A better way around would be to declare std::vector<T> with sizes M*N, i.e. linear arrays, and operate on them as contiguous blocks.

Since the destination vector C, is supposed to be 2D, create a kernel that indexes in both rows and cols. SYCL index actually fills up in linearly-accessible memory blocks.

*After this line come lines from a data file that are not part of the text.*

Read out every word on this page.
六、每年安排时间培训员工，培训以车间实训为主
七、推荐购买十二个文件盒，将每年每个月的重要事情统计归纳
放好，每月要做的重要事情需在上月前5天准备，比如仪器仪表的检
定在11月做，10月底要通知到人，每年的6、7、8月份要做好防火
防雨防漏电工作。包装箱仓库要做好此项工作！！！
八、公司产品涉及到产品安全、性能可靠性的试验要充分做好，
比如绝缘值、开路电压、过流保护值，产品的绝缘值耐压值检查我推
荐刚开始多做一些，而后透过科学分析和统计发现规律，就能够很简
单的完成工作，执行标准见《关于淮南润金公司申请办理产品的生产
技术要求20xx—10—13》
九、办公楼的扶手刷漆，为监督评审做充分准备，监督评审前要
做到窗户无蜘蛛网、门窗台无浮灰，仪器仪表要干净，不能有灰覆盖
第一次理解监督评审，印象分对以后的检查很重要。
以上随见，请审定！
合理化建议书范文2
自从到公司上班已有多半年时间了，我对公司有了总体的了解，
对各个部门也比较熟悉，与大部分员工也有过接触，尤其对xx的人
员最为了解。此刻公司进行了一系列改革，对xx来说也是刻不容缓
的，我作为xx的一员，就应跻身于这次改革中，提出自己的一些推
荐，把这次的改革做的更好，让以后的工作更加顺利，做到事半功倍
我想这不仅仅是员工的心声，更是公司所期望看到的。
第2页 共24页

Here's what I did to make it work using std::vector:

template <typename T>
void MatrixMulParallelNaive(queue& q, 
    const std::vector<T>& a_host,
    const std::vector<T>& b_host,
    std::vector<T>& c_gpu) {
    /*
        To Multiply: C[M][P] = A[M][N] * B[N][P]
    */
    PROFILE_FUNCTION();
    try {
        
        buffer<double, 1> a(a_host.data(), range<1>{a_host.size()}); // 1D
        buffer<double, 1> b(b_host.data(), range<1>{b_host.size()}); // 1D
        buffer<double, 2> c(c_gpu.data(), range<2>{M, P}); // Create 2D buffer
        PROFILE_SCOPE("Starting Multiply on GPU");
        std::cout << "GPU::Multiplying A and B into C.\n";
        auto e = q.submit([&](handler& h) {

            auto A = a.get_access<access::mode::read>(h);
            auto B = b.get_access<access::mode::read>(h);
            auto C = c.get_access<access::mode::write>(h);
            
            h.parallel_for(range<2>{M, P}, [=](id<2> index) {
                // Threading index that iterates over C.
                int row = index[0];
                int col = index[1];
                auto sum = 0.0;
                // Compute result of ONE element of C
                for (int i = 0; i < N; i++)
                    sum += A[row * M + i] * B[i * N + col];
                C[index] = sum;
                });
            });
        e.wait();
    }
    catch (sycl::exception const& e) {
        std::cout << "An exception is caught while multiplying matrices.\n";
        terminate();
    }
}


1
votes

More generally, avoid non compact data structure when doing HPC. It is less friendly for the memory hierarchy than contiguous array elements and the initialization is complex. Use instead things similar to md_span and md_array (basically Fortran arrays on steroids :-) ).